Just few metres from the Pink City, this is the most important museum in the city. It used to be the town hall. For my taste, it is the best building. Inside you can see a large collection of antiques, ceramics, sculptures, paintings, carpets, jewellery, woodwork, glass and metal, old costumes worn in ceremonies by royal families. It's a good place to escape the heat in Jaipur.
I haven't seen the Great Wall of China, but this wall is very close to the image of it that I have in my mind. It runs from Jaigarh Fort for hundreds of kilometres through all the hills surrounding the town of Amber. There are several places where you can climb the wall (highly recommended).
We saw many snake charmers in Jaipur, but they were adults. It was strange to see children control the snakes, others doing amazing acrobatics with real flexibility. The cobra or viper is poisonous, but when you take a photo with the adult snake charmers, you can touch the snake in the basket. When I did this, the snake gave me a fright, you can see it in the photo hahahahahaha. This child is learning the profession soon!
Pritam Niwas Chowk is one of the courtyards of the City Palace of Jaipur, leading to the Palace of the Moon (Chandra Mahal). Each of the four doors is dedicated to a god, and to one of the four seasons of the year. The most beautiful, and also the most photographed, is the Peacock Door, with a small representation of Lakshmi, the goddess of beauty. The doors are guarded by servants dressed in white with red turbans.
The Pink City is one the most important attractions in Jaipur. This is what the old town, which was built by Jai Singh II, is called. The buildings were built of stucco in an attempt to imitate sandstone, and that were later painted pink to welcome the Prince of Wales. This color symbolizes the city's hospitality and luck, and also place it at the top of the list of what to do in Jaipur.
The city is surrounded by a crenelated wall with ten gates and is divided into six districts. One district houses the palace complex, which includes Hawa Mahal or the Palace of the Winds, as well as gardens and a lagoon. The Hawa Mahal is one of the more impressive things to do in Jaipur. It is a palace built in the year 1799 by Sawai Pratap Singh, which served as an extension of the zenana or chamber for the women destined for the harem. The building has five floors, is built of red and pink sandstone, and is encrusted in calcium hydroxide. The facade facing the street has 953 small windows.

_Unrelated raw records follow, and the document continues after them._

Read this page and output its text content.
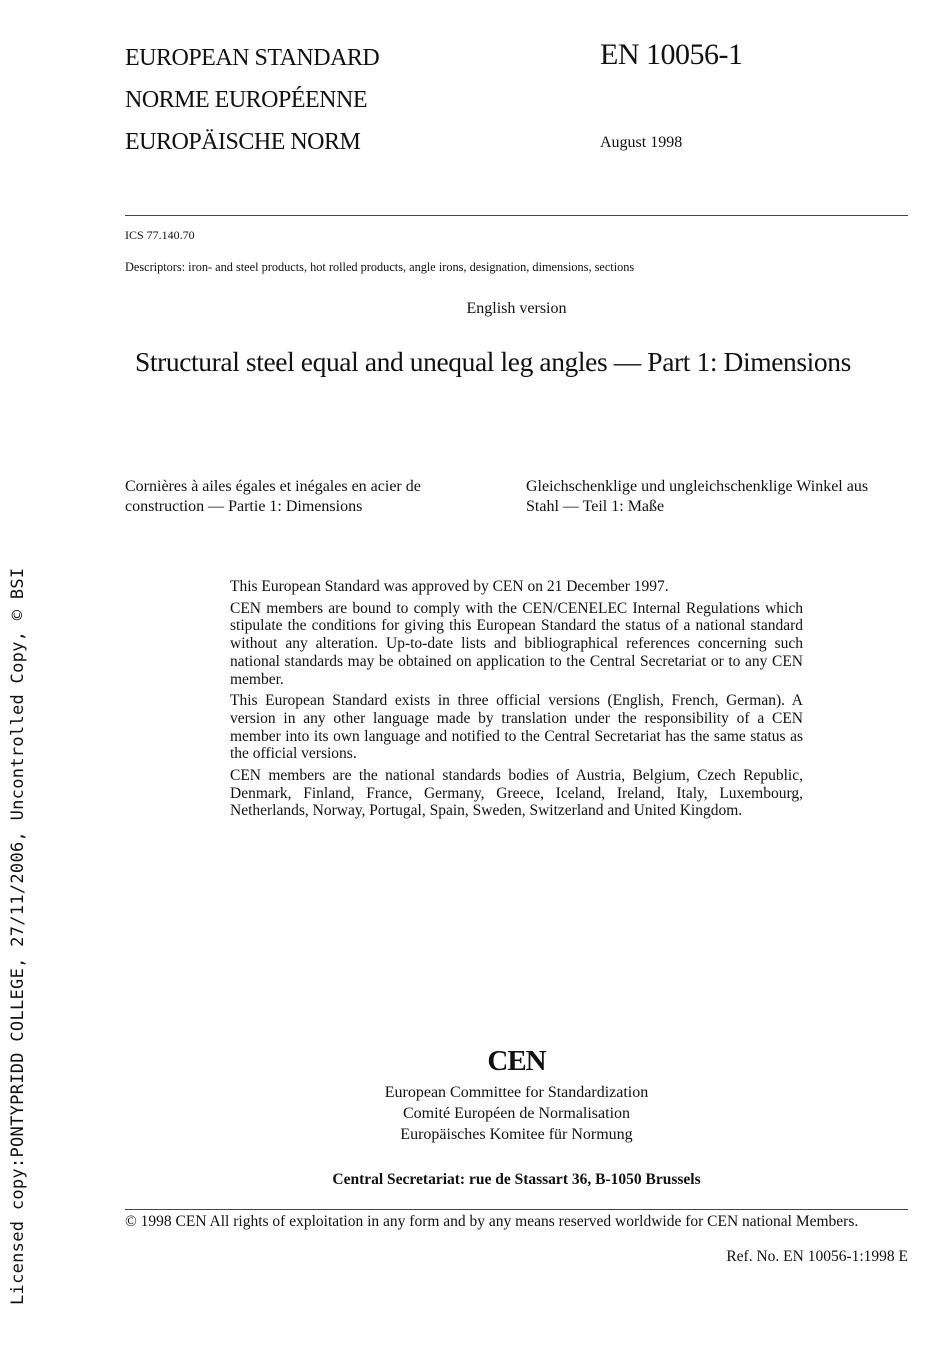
Licensed copy:PONTYPRIDD COLLEGE, 27/11/2006, Uncontrolled Copy, © BSI
EUROPEAN STANDARD
NORME EUROPÉENNE
EUROPÄISCHE NORM
EN 10056-1
August 1998
ICS 77.140.70
Descriptors: iron- and steel products, hot rolled products, angle irons, designation, dimensions, sections
English version
Structural steel equal and unequal leg angles — Part 1: Dimensions
Cornières à ailes égales et inégales en acier de construction — Partie 1: Dimensions
Gleichschenklige und ungleichschenklige Winkel aus Stahl — Teil 1: Maße

This European Standard was approved by CEN on 21 December 1997.

CEN members are bound to comply with the CEN/CENELEC Internal Regulations which stipulate the conditions for giving this European Standard the status of a national standard without any alteration. Up-to-date lists and bibliographical references concerning such national standards may be obtained on application to the Central Secretariat or to any CEN member.

This European Standard exists in three official versions (English, French, German). A version in any other language made by translation under the responsibility of a CEN member into its own language and notified to the Central Secretariat has the same status as the official versions.

CEN members are the national standards bodies of Austria, Belgium, Czech Republic, Denmark, Finland, France, Germany, Greece, Iceland, Ireland, Italy, Luxembourg, Netherlands, Norway, Portugal, Spain, Sweden, Switzerland and United Kingdom.

CEN
European Committee for Standardization
Comité Européen de Normalisation
Europäisches Komitee für Normung
Central Secretariat: rue de Stassart 36, B-1050 Brussels
© 1998 CEN All rights of exploitation in any form and by any means reserved worldwide for CEN national Members.
Ref. No. EN 10056-1:1998 E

Another one of the places to visit in Jaipur is Amber Fort, a palatial complex located near the city that was originally dedicated to the Mother Goddess known as Gatta Rani, or Queen of the Past. Another one of the important things to see in Jaipur is the Jantar Mantar, one of the five astronomical observatories built in India by Jai Singh Maharaj. This is a collection of structural monuments to study the evolution of the shadows produced by the sun.
There is still more stuff to do in Jaipur, like the City Palace, historical residence of the majarashas, the Albert Hall Museum, or the Observatory of Jai Singh, all of which are some examples of Jaipur attractions and Jaipur activities that you can not miss.